Chris McCrudden, Strategy Director at Edelman, explains why action is key to embracing the new era of optimism in brand communications and marketing.

It feels like most of us made the resolution to be more optimistic when the clock struck midnight on the 31st December. Everyone, from marketers and communicators to politicians in the 50 countries that will hold major elections this year, seems determined to make 2024 the year where we think and act with positivity.
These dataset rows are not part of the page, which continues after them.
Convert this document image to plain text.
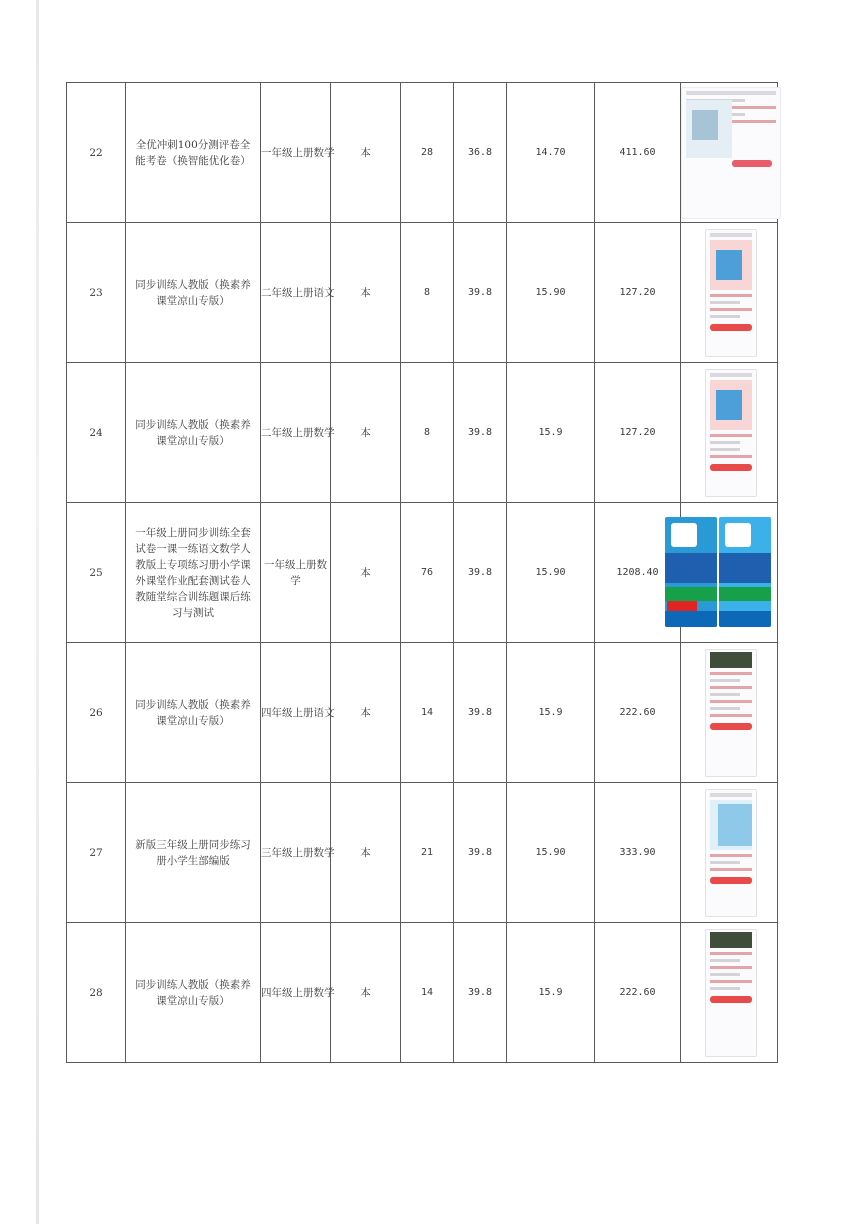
22	全优冲刺100分测评卷全能考卷（换智能优化卷）	一年级上册数学	本	28	36.8	14.70	411.60	

23	同步训练人教版（换素养课堂凉山专版）	二年级上册语文	本	8	39.8	15.90	127.20	

24	同步训练人教版（换素养课堂凉山专版）	二年级上册数学	本	8	39.8	15.9	127.20	

25	一年级上册同步训练全套试卷一课一练语文数学人教版上专项练习册小学课外课堂作业配套测试卷人教随堂综合训练题课后练习与测试	一年级上册数学	本	76	39.8	15.90	1208.40	

26	同步训练人教版（换素养课堂凉山专版）	四年级上册语文	本	14	39.8	15.9	222.60	

27	新版三年级上册同步练习册小学生部编版	三年级上册数学	本	21	39.8	15.90	333.90	

28	同步训练人教版（换素养课堂凉山专版）	四年级上册数学	本	14	39.8	15.9	222.60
Here at Edelman, we’ve been tracking a chronic optimism gap through our research for several years. This has persisted into our Trust Barometer for 2024, which reveals that people globally are beset by personal worries and existential fears for the future. In a world where 88% of people worry about their jobs and 76% about the effects of climate change, it’s no surprise that people need cheering up.

Yet we shouldn’t confuse this yearning for optimism with a desire for brands and business to deliver escapism. The truth is quite the opposite. Our recent Trust & Climate report showed that 65% of people still think business is not living up to its climate commitments. To earn trust and find growth, brands and business still need to take actions, even as a wider ‘vibe shift’ in society prompts them to rethink the tone, framing and channel mix of how they communicate.

Our full report, Navigating 2024, sets out Edelman’s point of view on how brands and business can embrace this new era for positivity. It offers commentary and recommendations in areas from technology and health to beauty and travel, but here are three key areas where we think business has an opportunity to create optimism through action and communications.

Act now to build a story for AI that that has a happy ending for everyone

2023 was the year when Artificial Intelligence burst into our consciousness as a dystopian science fiction story made real. So, 2024 is the year when smart businesses will show that this story can have a happy ending for more than their shareholders.

Organisations that centre their AI story on reducing costs and shrinking workforces will grapple with waves of scepticism and hostility from their workers, media and the policy makers who will spend much of this year deciding how this technology will be regulated. They may also risk (as already happened with the National Eating Disorders Association and Tesla) endangering their reputations and their operations by rolling out technology that is not quite ready for primetime.

Instead, the businesses who build trust in their use of AI will use 2024 wisely to cut-through the hype surrounding the technology and shape a calmer, more realistic narrative on what it can achieve in the near and medium term.

Put a pause on sadvertising

There is a lot to be sad about in the world today and people do not want brands to add to that. For many, the ‘sadvert’ that has dominated TV schedules and award wins for the last decade is now inextricably linked with over-earnest brand messages they were inundated with during the pandemic. It’s time for something different.

Hence, comedy is back with a bang. Funny, irreverent campaigns such as Brazilian payment card Flash’s efforts to punk Nike over the cost of a football shirt were all over this year’s Cannes. Meanwhile, Apple’s decision to inject humour into its sustainability report video may have got mixed reviews from social media commentators, but it did succeed in getting people talking passionately about a topic that many find dry. It’s a great illustration of how, when deployed intelligently, humour can cut through complexity and make abstract ideas like carbon emissions feel real.

To navigate this shift successfully, many global brands may have to do things differently. Communicating with humour means being open to experimentation and giving more freedom to their markets. While everyone loves a laugh, what they laugh at is often a local matter.  

Hold your nerve through a challenging time for diversity representation

In the past year, new weight management drugs like Ozempic have literally reshaped Hollywood and stoked fevered speculation as to whether they will end the obesity epidemic.

It’s too early to say whether these medications will really have such a profound effect on society. The speed with which many celebrities, the media and opinion formers rediscovered the idea thinness is beautiful suggests, however, that 2024 will be a challenging year for body positivity.

Brands that take this swing of the fashion pendulum as a signal to go back on their commitments risk a backlash from millions of consumers who feel abandoned and angry after a brief period of inclusion. Those that hold their nerve and continue to engage with, celebrate and design for audiences that were chronically underserved even at the height of this movement will earn their trust and keep their custom through 2024 and beyond.

Acting with optimism

We’ve had a tough few years and there are many more challenges ahead. It’s therefore no surprise that everyone from consumers to hardened marketers need a renewed sense of fun and – dare we say it – hope. Consequently, the tone of what brands and business have to say to customers and stakeholders will be crucial to earning their attention in 2024. Yet turning that attention into the trusted relationship that drives growth is still about taking action. And at a time when business is seen as 52 points more competent than government, business can step up to fill this gap. After all, what greater source – or proof – of optimism is there than the knowledge that things can, and will, get better.